Contexte et justification

En entomologie, l’identification traditionnelle des insectes se fait principalement en étudiant leurs aspects morphologiques (macro- ou microscopique), malheureusement cette méthode d’identification requiert (i) l’utilisation de plusieurs clés d’identifications qui ne sont pas toujours efficaces à cause de la présence d’espèces cryptiques non identifiables morphologiquement, et (ii) une solide connaissance en systématique. L’arrivée des méthodes moléculaires a permis de résoudre ce problème. Cette méthode est plus précise pour l’identification des espèces. Toutefois,  cette dernière méthode peut être coûteuse et chronophage. La nouvelle méthode utilisant la spectrométrie de masse pour l’identification rapide des différents pathogènes a été mise en place dans différents domaines de la recherche. Contrairement aux autres méthodes, la spectrométrie de masse analyse directement les macromolécules des différents organismes, notamment les protéines, permettant ainsi d’obtenir des résultats plus rapidement. A Madagascar, MALDI-TOF MS est surtout utilisé en bactériologie et microbiologie.

Objectifs

Mettre en place l’identification des insectes  par spectrométrie de masse MALDI-TOF MS.

Méthodes

Quatre pattes de moustiques, identifiées morphologiquement jusqu’à l’espèce et par PCR pour les espèces cryptiques, ont été utilisées pour la création de la base de données. Après broyage des pattes dans de l’acide formique à 70% et  d’Acétonitrile à 50%, chaque échantillon a été déposé sur plaque à 96 puits puis recouvert par une matrice de CHCA composée d’acide saturer α-cyano-4-hydroxycynnamic, 50% acetonitrile, d’acide trifluoroacétique à 2,5%  et de l’eau de qualité HPLC. L’ensemble a été séché à l’air à la température ambiante, puis lue par MALDI-TOF MS.

Résultats et discussion

Quatre-vingt-dix-neuf individus appartenant à 10 espèces de moustiques potentiellement vecteurs ont été utilisés pour la création de base de données à l’IPM (Figure 1). Une partie de ces espèces appartiennent à des collectes provenant directement des missions de terrain, qui ont été confirmées par l’identification morphologique et moléculaire pour les complexes d’espèces. D’autres espèces de moustique d’élevages en laboratoire ont été aussi utilisées pour compléter cette base de données pour MALDI-TOF.

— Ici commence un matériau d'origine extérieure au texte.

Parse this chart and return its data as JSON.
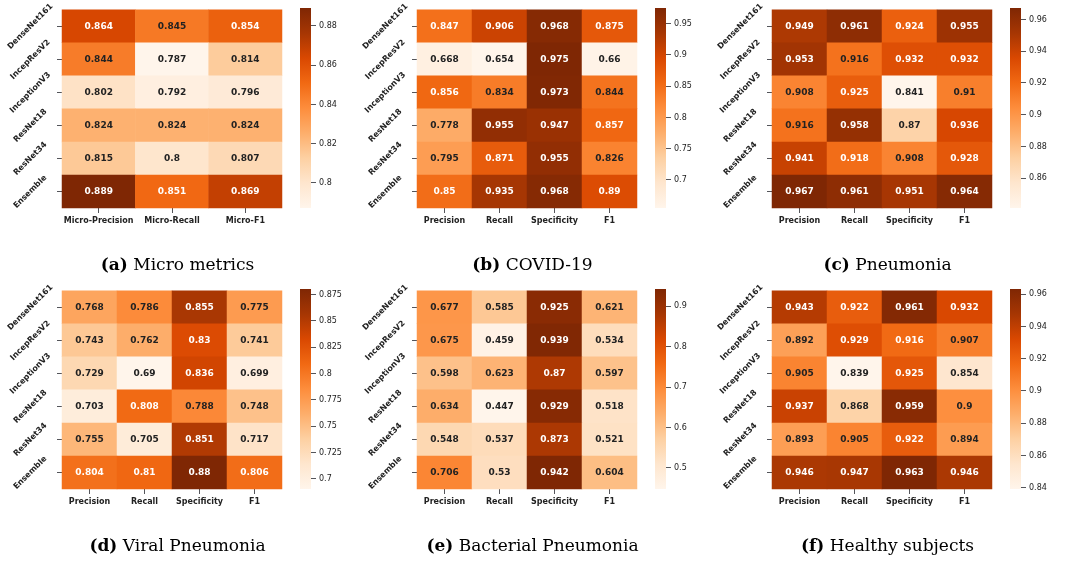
{
  "chart_data": [
    {
      "type": "heatmap",
      "title": "(a) Micro metrics",
      "categories": [
        "Micro-Precision",
        "Micro-Recall",
        "Micro-F1"
      ],
      "y_categories": [
        "DenseNet161",
        "IncepResV2",
        "InceptionV3",
        "ResNet18",
        "ResNet34",
        "Ensemble"
      ],
      "cells": [
        [
          0.864,
          0.845,
          0.854
        ],
        [
          0.844,
          0.787,
          0.814
        ],
        [
          0.802,
          0.792,
          0.796
        ],
        [
          0.824,
          0.824,
          0.824
        ],
        [
          0.815,
          0.8,
          0.807
        ],
        [
          0.889,
          0.851,
          0.869
        ]
      ],
      "clim": [
        0.787,
        0.889
      ],
      "cticks": [
        0.8,
        0.82,
        0.84,
        0.86,
        0.88
      ],
      "data_labels": true
    },
    {
      "type": "heatmap",
      "title": "(b) COVID-19",
      "categories": [
        "Precision",
        "Recall",
        "Specificity",
        "F1"
      ],
      "y_categories": [
        "DenseNet161",
        "IncepResV2",
        "InceptionV3",
        "ResNet18",
        "ResNet34",
        "Ensemble"
      ],
      "cells": [
        [
          0.847,
          0.906,
          0.968,
          0.875
        ],
        [
          0.668,
          0.654,
          0.975,
          0.66
        ],
        [
          0.856,
          0.834,
          0.973,
          0.844
        ],
        [
          0.778,
          0.955,
          0.947,
          0.857
        ],
        [
          0.795,
          0.871,
          0.955,
          0.826
        ],
        [
          0.85,
          0.935,
          0.968,
          0.89
        ]
      ],
      "clim": [
        0.654,
        0.975
      ],
      "cticks": [
        0.7,
        0.75,
        0.8,
        0.85,
        0.9,
        0.95
      ],
      "data_labels": true
    },
    {
      "type": "heatmap",
      "title": "(c) Pneumonia",
      "categories": [
        "Precision",
        "Recall",
        "Specificity",
        "F1"
      ],
      "y_categories": [
        "DenseNet161",
        "IncepResV2",
        "InceptionV3",
        "ResNet18",
        "ResNet34",
        "Ensemble"
      ],
      "cells": [
        [
          0.949,
          0.961,
          0.924,
          0.955
        ],
        [
          0.953,
          0.916,
          0.932,
          0.932
        ],
        [
          0.908,
          0.925,
          0.841,
          0.91
        ],
        [
          0.916,
          0.958,
          0.87,
          0.936
        ],
        [
          0.941,
          0.918,
          0.908,
          0.928
        ],
        [
          0.967,
          0.961,
          0.951,
          0.964
        ]
      ],
      "clim": [
        0.841,
        0.967
      ],
      "cticks": [
        0.86,
        0.88,
        0.9,
        0.92,
        0.94,
        0.96
      ],
      "data_labels": true
    },
    {
      "type": "heatmap",
      "title": "(d) Viral Pneumonia",
      "categories": [
        "Precision",
        "Recall",
        "Specificity",
        "F1"
      ],
      "y_categories": [
        "DenseNet161",
        "IncepResV2",
        "InceptionV3",
        "ResNet18",
        "ResNet34",
        "Ensemble"
      ],
      "cells": [
        [
          0.768,
          0.786,
          0.855,
          0.775
        ],
        [
          0.743,
          0.762,
          0.83,
          0.741
        ],
        [
          0.729,
          0.69,
          0.836,
          0.699
        ],
        [
          0.703,
          0.808,
          0.788,
          0.748
        ],
        [
          0.755,
          0.705,
          0.851,
          0.717
        ],
        [
          0.804,
          0.81,
          0.88,
          0.806
        ]
      ],
      "clim": [
        0.69,
        0.88
      ],
      "cticks": [
        0.7,
        0.725,
        0.75,
        0.775,
        0.8,
        0.825,
        0.85,
        0.875
      ],
      "data_labels": true
    },
    {
      "type": "heatmap",
      "title": "(e) Bacterial Pneumonia",
      "categories": [
        "Precision",
        "Recall",
        "Specificity",
        "F1"
      ],
      "y_categories": [
        "DenseNet161",
        "IncepResV2",
        "InceptionV3",
        "ResNet18",
        "ResNet34",
        "Ensemble"
      ],
      "cells": [
        [
          0.677,
          0.585,
          0.925,
          0.621
        ],
        [
          0.675,
          0.459,
          0.939,
          0.534
        ],
        [
          0.598,
          0.623,
          0.87,
          0.597
        ],
        [
          0.634,
          0.447,
          0.929,
          0.518
        ],
        [
          0.548,
          0.537,
          0.873,
          0.521
        ],
        [
          0.706,
          0.53,
          0.942,
          0.604
        ]
      ],
      "clim": [
        0.447,
        0.942
      ],
      "cticks": [
        0.5,
        0.6,
        0.7,
        0.8,
        0.9
      ],
      "data_labels": true
    },
    {
      "type": "heatmap",
      "title": "(f) Healthy subjects",
      "categories": [
        "Precision",
        "Recall",
        "Specificity",
        "F1"
      ],
      "y_categories": [
        "DenseNet161",
        "IncepResV2",
        "InceptionV3",
        "ResNet18",
        "ResNet34",
        "Ensemble"
      ],
      "cells": [
        [
          0.943,
          0.922,
          0.961,
          0.932
        ],
        [
          0.892,
          0.929,
          0.916,
          0.907
        ],
        [
          0.905,
          0.839,
          0.925,
          0.854
        ],
        [
          0.937,
          0.868,
          0.959,
          0.9
        ],
        [
          0.893,
          0.905,
          0.922,
          0.894
        ],
        [
          0.946,
          0.947,
          0.963,
          0.946
        ]
      ],
      "clim": [
        0.839,
        0.963
      ],
      "cticks": [
        0.84,
        0.86,
        0.88,
        0.9,
        0.92,
        0.94,
        0.96
      ],
      "data_labels": true
    }
  ]
}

Figure 1. Spectres des 10 espèces vectrices utilisées pour la création de base de données MALDI-TOF MS

MALDI-TOF MS permet d’identifier clairement les espèces même au niveau des complexes d’espèces (cas d’Anopheles gambiae s.l.). L’outil d’identification des moustiques vecteurs par MALDI-TOF MS a été mis en place pour la première fois à Madagascar. La base de données qui servira de référence pour l’IPM a été créée. Nous avons identifié, sans ambigüité, les espèces vectrices, sauvages ou en élevage en laboratoire. Nous avons pu aussi mettre en évidence que les espèces en élevage en laboratoire perdent de leurs spécificités génétiques au fur et à mesure du temps d’élevage. La perspective est actuellement d’approfondir notre connaissance vis-à-vis des biomarqueurs qui correspondent à des poids moléculaires de protéines et qui sont spécifiques des différentes espèces étudiées et de définir ainsi les rôles exacts qu’ils jouent chez chaque espèce.

Impact

L’identification des espèces potentiellement vectrices avec MALDI-TOF MS est facile, rapide, peu coûteuse et peut être réalisé en routine pour les vecteurs dont les spectres ont été créés dans la base de données actuelle.